Lastly, the shared library cache I was referring to has nothing to do with the CPU execution time. It is the cache where the shared libraries are «pre-linked» to reduce the startup, the GOT fixup and the dynamic library initialisation times – to improve the user experience, not performance.

arghwhat · on Jan 31, 2024

> The argument is entirely contrived and has no root in facts. Compiler built-ins appeared in GNU C/C++ compilers as an attempt to replace the non-portable inline assembly with portable primitives

This is missing the point entirely.

GCC needs to emit e.g. memory copies. Before, this was inline assembly replicated over and over. Now, it's a call to __builtin_memcpy.

The point missed is that GCC always considered the idea of calling memcpy entirely unacceptable as the performance would be horrible over an inline implementation.

The proof of this intent lies in later optimizations: Not only would GCC never want to emit such slow calls, it replaces your explicit libc calls with builtins because obviously you wouldn't want to do something as slow as a dynamic linkeage call.

With static linking and LTO, the libc implementation becomes as good as the builtin, rendering the latter pointless. GCC just cannot assume this to be the case.

> CPU caches work at addresses being accessed level, not at the process level.

No, CPU caches do not work on addresses, they work on tags to be pedantic. Either way, I never said that caches are process level. I said that they do not survive across multiple processes - not because of flushing, but because of trashing. I.e., if you have three processes, A, B and C, where A and C run shared code while B something else, and you switch A -> kernel -> B -> kernel -> C, then by the time you made it form A to C your cache is has been trashed by both B and the kernel.

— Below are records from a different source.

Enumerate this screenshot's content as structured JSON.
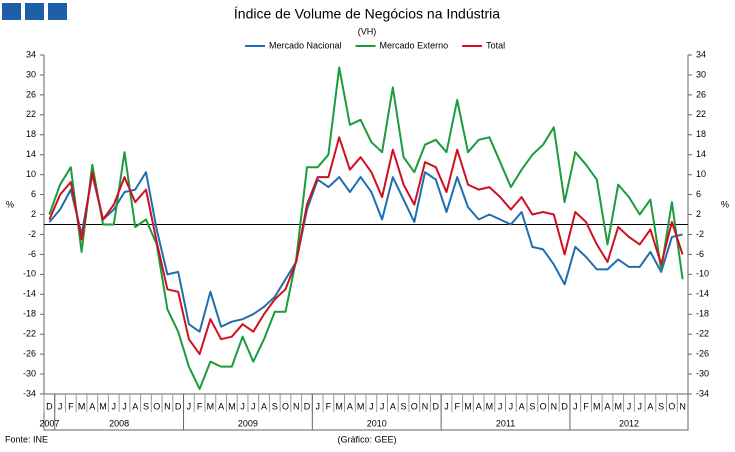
{
  "chart_data": {
    "type": "line",
    "title": "Índice de Volume de Negócios na Indústria",
    "subtitle": "(VH)",
    "y_label": "%",
    "y2_label": "%",
    "source": "Fonte: INE",
    "credit": "(Gráfico: GEE)",
    "categories": [
      "D",
      "J",
      "F",
      "M",
      "A",
      "M",
      "J",
      "J",
      "A",
      "S",
      "O",
      "N",
      "D",
      "J",
      "F",
      "M",
      "A",
      "M",
      "J",
      "J",
      "A",
      "S",
      "O",
      "N",
      "D",
      "J",
      "F",
      "M",
      "A",
      "M",
      "J",
      "J",
      "A",
      "S",
      "O",
      "N",
      "D",
      "J",
      "F",
      "M",
      "A",
      "M",
      "J",
      "J",
      "A",
      "S",
      "O",
      "N",
      "D",
      "J",
      "F",
      "M",
      "A",
      "M",
      "J",
      "J",
      "A",
      "S",
      "O",
      "N"
    ],
    "years": [
      "2007",
      "2008",
      "2009",
      "2010",
      "2011",
      "2012"
    ],
    "series": [
      {
        "name": "Mercado Nacional",
        "color": "#1f6fb0",
        "values": [
          0.5,
          3,
          7,
          -2,
          10,
          1,
          3,
          6.5,
          7,
          10.5,
          -1,
          -10,
          -9.5,
          -20,
          -21.5,
          -13.5,
          -20.5,
          -19.5,
          -19,
          -18,
          -16.5,
          -14.5,
          -11,
          -7.5,
          3,
          9,
          7.5,
          9.5,
          6.5,
          9.5,
          6.5,
          1,
          9.5,
          5,
          0.5,
          10.5,
          9,
          2.5,
          9.5,
          3.5,
          1,
          2,
          1,
          0,
          2.5,
          -4.5,
          -5,
          -8,
          -12,
          -4.5,
          -6.5,
          -9,
          -9,
          -7,
          -8.5,
          -8.5,
          -5.5,
          -9.5,
          -2.5,
          -2
        ]
      },
      {
        "name": "Mercado Externo",
        "color": "#1a9b3c",
        "values": [
          2,
          8,
          11.5,
          -5.5,
          12,
          0,
          0,
          14.5,
          -0.5,
          1,
          -4,
          -17,
          -21.5,
          -28.5,
          -33,
          -27.5,
          -28.5,
          -28.5,
          -22.5,
          -27.5,
          -23,
          -17.5,
          -17.5,
          -7,
          11.5,
          11.5,
          14,
          31.5,
          20,
          21,
          16.5,
          14.5,
          27.5,
          13.5,
          10.5,
          16,
          17,
          14.5,
          25,
          14.5,
          17,
          17.5,
          12.5,
          7.5,
          11,
          14,
          16,
          19.5,
          4.5,
          14.5,
          12,
          9,
          -4,
          8,
          5.5,
          2,
          5,
          -9,
          4.5,
          -11
        ]
      },
      {
        "name": "Total",
        "color": "#d01020",
        "values": [
          1,
          6,
          8.5,
          -3,
          10.5,
          1,
          4,
          9.5,
          4.5,
          7,
          -3.5,
          -13,
          -13.5,
          -23,
          -26,
          -19,
          -23,
          -22.5,
          -20,
          -21.5,
          -18,
          -15,
          -13,
          -7.5,
          4,
          9.5,
          9.5,
          17.5,
          11,
          13.5,
          10.5,
          5.5,
          15,
          8,
          4,
          12.5,
          11.5,
          6.5,
          15,
          8,
          7,
          7.5,
          5.5,
          3,
          5.5,
          2,
          2.5,
          2,
          -6,
          2.5,
          0.5,
          -4,
          -7.5,
          -0.5,
          -2.5,
          -4,
          -1,
          -8,
          0.5,
          -6
        ]
      }
    ],
    "ylim": [
      -34,
      34
    ],
    "yticks": [
      -34,
      -30,
      -26,
      -22,
      -18,
      -14,
      -10,
      -6,
      -2,
      2,
      6,
      10,
      14,
      18,
      22,
      26,
      30,
      34
    ],
    "y2lim": [
      -34,
      34
    ],
    "y2ticks": [
      -34,
      -30,
      -26,
      -22,
      -18,
      -14,
      -10,
      -6,
      -2,
      2,
      6,
      10,
      14,
      18,
      22,
      26,
      30,
      34
    ],
    "legend": "top"
  }
}
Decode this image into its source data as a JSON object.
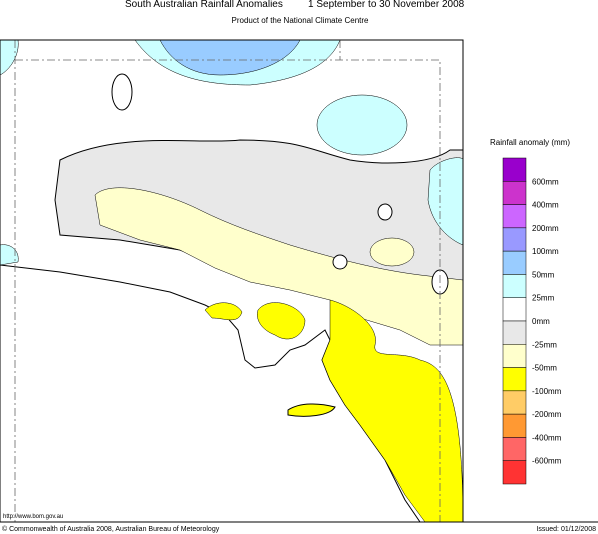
{
  "header": {
    "title": "South Australian Rainfall Anomalies",
    "period": "1 September to 30 November 2008",
    "subtitle": "Product of the National Climate Centre"
  },
  "legend": {
    "title": "Rainfall anomaly (mm)",
    "labels": [
      "600mm",
      "400mm",
      "200mm",
      "100mm",
      "50mm",
      "25mm",
      "0mm",
      "-25mm",
      "-50mm",
      "-100mm",
      "-200mm",
      "-400mm",
      "-600mm"
    ],
    "colors": [
      "#9900cc",
      "#cc33cc",
      "#cc66ff",
      "#9999ff",
      "#99ccff",
      "#ccffff",
      "#ffffff",
      "#e8e8e8",
      "#ffffcc",
      "#ffff00",
      "#ffcc66",
      "#ff9933",
      "#ff6666",
      "#ff3333"
    ]
  },
  "footer": {
    "url": "http://www.bom.gov.au",
    "copyright": "© Commonwealth of Australia 2008, Australian Bureau of Meteorology",
    "issued": "Issued: 01/12/2008"
  }
}
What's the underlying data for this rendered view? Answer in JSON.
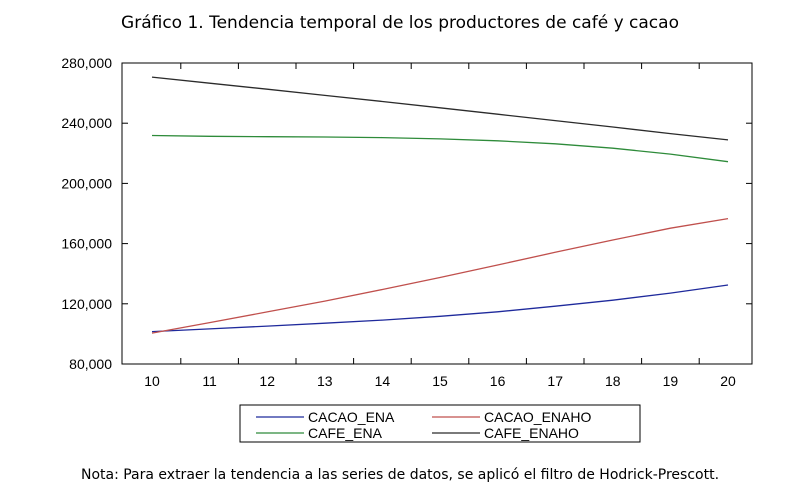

Now, instead of 3 processes and one routine, make it thousands of threads and gigabytes of shared libraries.

> One copy of «strlen» in a single memory page at a single physical memory address shared across all processes

Again, strlen is a terrible example: 10k copies of strlen being a handful of bytes in the current instruction stream, prefetched and branch predicted will outperform that shared page to an outright ridiculous extent and might even be smaller in total: a 10k copies of a handful of bytes vs. 10k calls and PLT indirections + the un-inlined function. Because it is literally less memory, it also trashes the TLB less.

Even in more realistic cases, remember the TLB hit of the PLT table in each application, not to mention the many more pages consumed by the bulkier implementation. In fact, let's focus a bit on the TLB. The most basic Gtk app links at least 80 libraries worth over 90 megabytes on my system. An L1 TLB has about 64 entries, the L2 around a thousand or so - so it can reference ~16MB worth of memory or thereabout. In other words, even the L2 TLb is about 6 times too small to keep the libraries of the simplest possible gtk app cached.

Heck, take just libicudata at 30MB. Of course, I wouldn't suggest statically linking that, but just pointing out that a single dependency of a Gtk app is enough to fill up the TLB twice, nullifying the idea of any cache benefit to using these libraries.

"Yes but at least they can have libicudata in L3!" - yeah, no - not only would it compete with other dynamic dependencies (for this and other processes), but more importantly the applications also need to process data. A single Gtk app on a 4k monitor will, for example, be managing at least two 32MB framebuffers (3840x2160x4, x2 for double buffering), so that's most of your cache gone during draw before you even consider the input to the draw or any actual functionality of the app!

The best-case for dynamic linkage performance is cases where call cost is irrelevant, e.g. when calling compute routines. There is no point whatsoever in considering CPU caches outside the scope of the currently running process.